Come quasi tutto quello che prende vita entro le mura del centro penitenziario, lo spettacolo ha toccato le corde emotive di tutti, grazie all’impegno dei detenuti e a quello dei volontari che con loro hanno realizzato questo progetto teatrale. Il regista Luca, e poi Monica, Francesco, Julia, Guido, Antonio.

Questa, la storia: Marco, il protagonista, esce dal carcere dopo aver scontato una pena di dieci anni; è ancora giovane, è determinato a cambiare vita, torna nella sua famiglia perbene, vuole un lavoro onesto.

Ma tra lui e la speranza della vita che ha sognato si frappongono tanti ostacoli; il suo viaggio verso il cambiamento, quindi, diventa un’Odissea. E il testo portato in scena da “Le voci di dentro” inframmezza alle vicende della vita di Marco brani dall’opera di Omero, elevando i tentativi del giovane ex detenuto a costruirsi una vita oltre il carcere e la pena scontata a gesta epiche, come quelle che Ulisse dovette affrontare per tornare a Itaca.

A contrastare Marco non sono maghe, sirene o ciclopi, ma i pregiudizi che gli negano un lavoro, e i protervi guaglioni del ‘sistema’, che prima lo reclamano tra le loro fila, e poi lo colpiscono proprio laddove stava ricominciando la sua vita ‘dopo’.

Marco è “Pre-giudicato”, e come tale rifiutato dal contesto sociale esterno.

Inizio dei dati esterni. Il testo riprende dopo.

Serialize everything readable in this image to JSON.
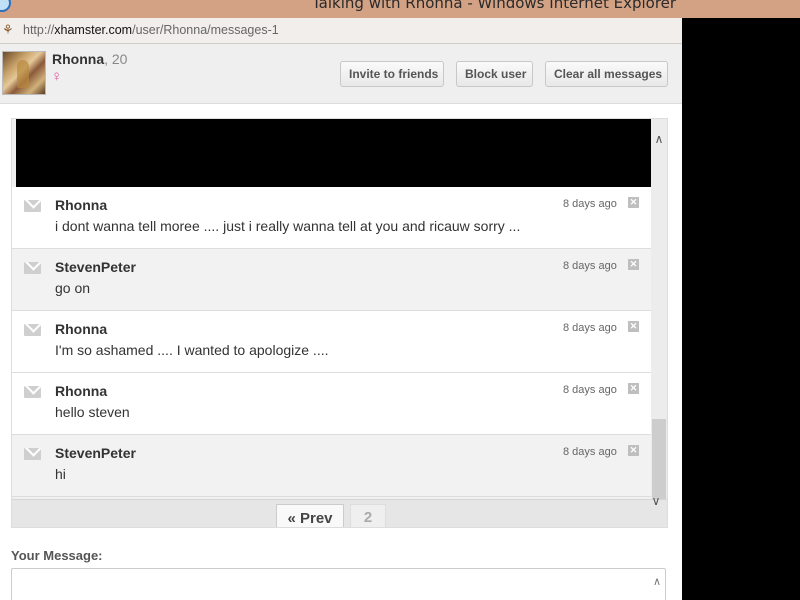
{
  "window": {
    "title": "Talking with Rhonna - Windows Internet Explorer",
    "browser_icon": "internet-explorer-icon"
  },
  "address_bar": {
    "url_prefix": "http://",
    "url_domain": "xhamster.com",
    "url_path": "/user/Rhonna/messages-1",
    "site_icon": "site-favicon-icon"
  },
  "profile": {
    "name": "Rhonna",
    "age": ", 20",
    "gender_icon": "♀"
  },
  "actions": {
    "invite": "Invite to friends",
    "block": "Block user",
    "clear": "Clear all messages"
  },
  "messages": [
    {
      "author": "Rhonna",
      "time": "8 days ago",
      "text": "i dont wanna tell moree .... just i really wanna tell at you and ricauw sorry ..."
    },
    {
      "author": "StevenPeter",
      "time": "8 days ago",
      "text": "go on"
    },
    {
      "author": "Rhonna",
      "time": "8 days ago",
      "text": "I'm so ashamed .... I wanted to apologize ...."
    },
    {
      "author": "Rhonna",
      "time": "8 days ago",
      "text": "hello steven"
    },
    {
      "author": "StevenPeter",
      "time": "8 days ago",
      "text": "hi"
    }
  ],
  "pager": {
    "prev": "« Prev",
    "current": "2"
  },
  "compose": {
    "label": "Your Message:",
    "value": ""
  },
  "colors": {
    "titlebar": "#d3a285",
    "gender": "#e0559a"
  }
}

Avvertito come un corpo estraneo, come un nocivo fastidio, come un rifiuto che dovrebbe nascondersi, o tornare da dove è venuto. Ed è così che Marco dopo le tante porte sbattute in faccia percepisce se stesso, cede, molla, ascolta il canto delle sirene dei suoi ex sodali del ‘sistema’. È un attimo, un momento in cui rischia di vanificare il cammino intrapreso in carcere, il cambiamento che è avvenuto in lui. A salvarlo è la forza di un amore nuovo, una donna che gli mostra che un’altra vita è possibile. E Marco si rialza, rimodula la sua esistenza e diventa un paladino della legalità.

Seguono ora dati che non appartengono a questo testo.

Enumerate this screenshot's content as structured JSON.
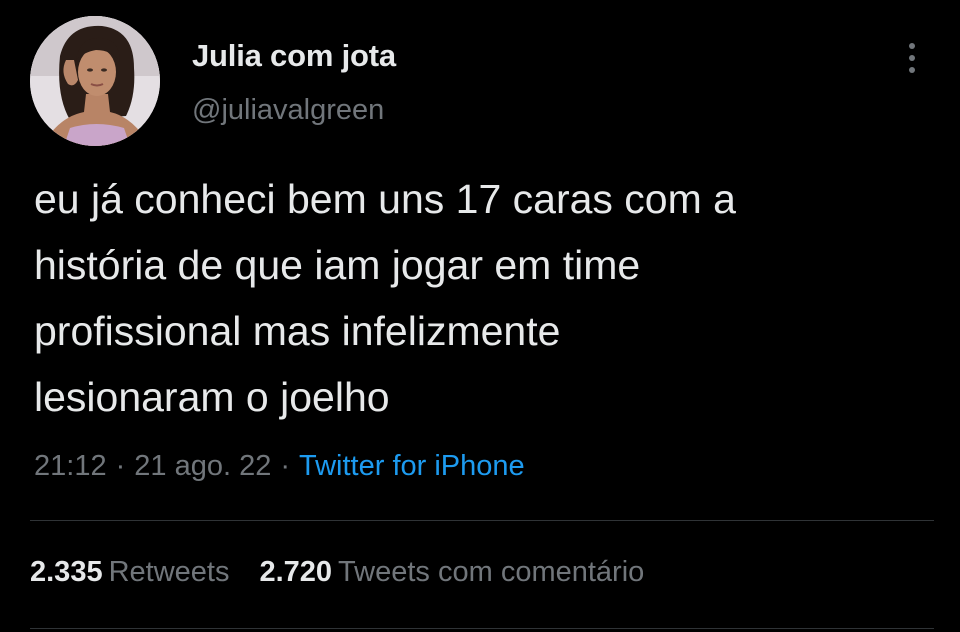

Questa storia, incarnata da chi queste vicende le vive e le vivrà sulla propria pelle, assume una forza e un significato che vanno al di là della mera narrazione. È la forza di una testimonianza, di una strada da tanti percorsa. È la storia di chi, lasciatosi alle spalle il cancello del carcere, vorrebbe tapparsi le orecchie per non ascoltare sirene sbagliate.

Di chi, da Pre-giudicato, sconterà per sempre gli errori del passato.

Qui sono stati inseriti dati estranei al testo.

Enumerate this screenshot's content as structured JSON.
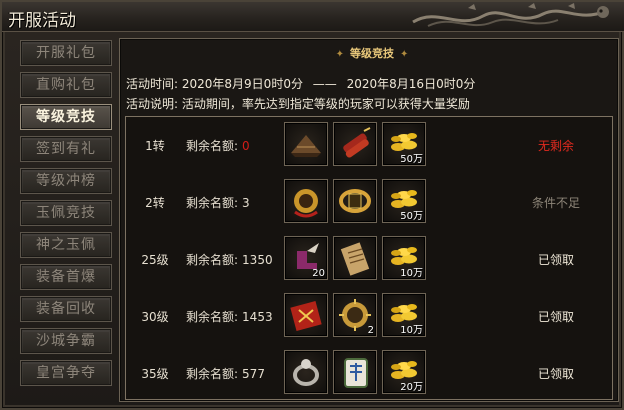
{
  "window": {
    "title": "开服活动"
  },
  "sidebar": {
    "items": [
      {
        "label": "开服礼包",
        "active": false
      },
      {
        "label": "直购礼包",
        "active": false
      },
      {
        "label": "等级竞技",
        "active": true
      },
      {
        "label": "签到有礼",
        "active": false
      },
      {
        "label": "等级冲榜",
        "active": false
      },
      {
        "label": "玉佩竞技",
        "active": false
      },
      {
        "label": "神之玉佩",
        "active": false
      },
      {
        "label": "装备首爆",
        "active": false
      },
      {
        "label": "装备回收",
        "active": false
      },
      {
        "label": "沙城争霸",
        "active": false
      },
      {
        "label": "皇宫争夺",
        "active": false
      }
    ]
  },
  "panel": {
    "banner": "等级竞技",
    "time_label": "活动时间:",
    "time_start": "2020年8月9日0时0分",
    "time_sep": "——",
    "time_end": "2020年8月16日0时0分",
    "desc_label": "活动说明:",
    "desc_text": "活动期间，率先达到指定等级的玩家可以获得大量奖励"
  },
  "rows": [
    {
      "stage": "1转",
      "quota_label": "剩余名额:",
      "quota": "0",
      "quota_color": "#d21d18",
      "rewards": [
        {
          "icon": "straw-hat-icon",
          "count": ""
        },
        {
          "icon": "firecracker-bundle-icon",
          "count": ""
        },
        {
          "icon": "gold-coins-icon",
          "count": "50万"
        }
      ],
      "status": "无剩余",
      "status_color": "#e02a1f"
    },
    {
      "stage": "2转",
      "quota_label": "剩余名额:",
      "quota": "3",
      "quota_color": "#e6dfd0",
      "rewards": [
        {
          "icon": "gold-orb-icon",
          "count": ""
        },
        {
          "icon": "gold-bracelet-icon",
          "count": ""
        },
        {
          "icon": "gold-coins-icon",
          "count": "50万"
        }
      ],
      "status": "条件不足",
      "status_color": "#8d8578"
    },
    {
      "stage": "25级",
      "quota_label": "剩余名额:",
      "quota": "1350",
      "quota_color": "#e6dfd0",
      "rewards": [
        {
          "icon": "winged-boot-icon",
          "count": "20"
        },
        {
          "icon": "scroll-icon",
          "count": ""
        },
        {
          "icon": "gold-coins-icon",
          "count": "10万"
        }
      ],
      "status": "已领取",
      "status_color": "#efe8d8"
    },
    {
      "stage": "30级",
      "quota_label": "剩余名额:",
      "quota": "1453",
      "quota_color": "#e6dfd0",
      "rewards": [
        {
          "icon": "talisman-card-icon",
          "count": ""
        },
        {
          "icon": "sun-medal-icon",
          "count": "2"
        },
        {
          "icon": "gold-coins-icon",
          "count": "10万"
        }
      ],
      "status": "已领取",
      "status_color": "#efe8d8"
    },
    {
      "stage": "35级",
      "quota_label": "剩余名额:",
      "quota": "577",
      "quota_color": "#e6dfd0",
      "rewards": [
        {
          "icon": "silver-ring-icon",
          "count": ""
        },
        {
          "icon": "mahjong-tile-icon",
          "count": ""
        },
        {
          "icon": "gold-coins-icon",
          "count": "20万"
        }
      ],
      "status": "已领取",
      "status_color": "#efe8d8"
    }
  ]
}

La storia di Marco diventa quindi la storia di Salvatore, di Fiore, di Raffaele, di Antonio e di tutti i ‘rinchiusi’ che, fuori, combattono con le scorie del proprio vissuto, con i pregiudizi e con il marchio che li condanna, sempre.

Nel migliore dei mondi possibili chi esce dal carcere cambiato dovrebbe poter dare corpo e sostanza al cambiamento, dare senso agli anni passati tra le sbarre. Ma questo che viviamo, si sa, di certo non è quello che secondo Leibniz bilanciava in maniera equa il bene e il male; qualcosa, durante i secoli, è andato storto, e a molti tocca vivere la propria personale, dolorosa, Odissea.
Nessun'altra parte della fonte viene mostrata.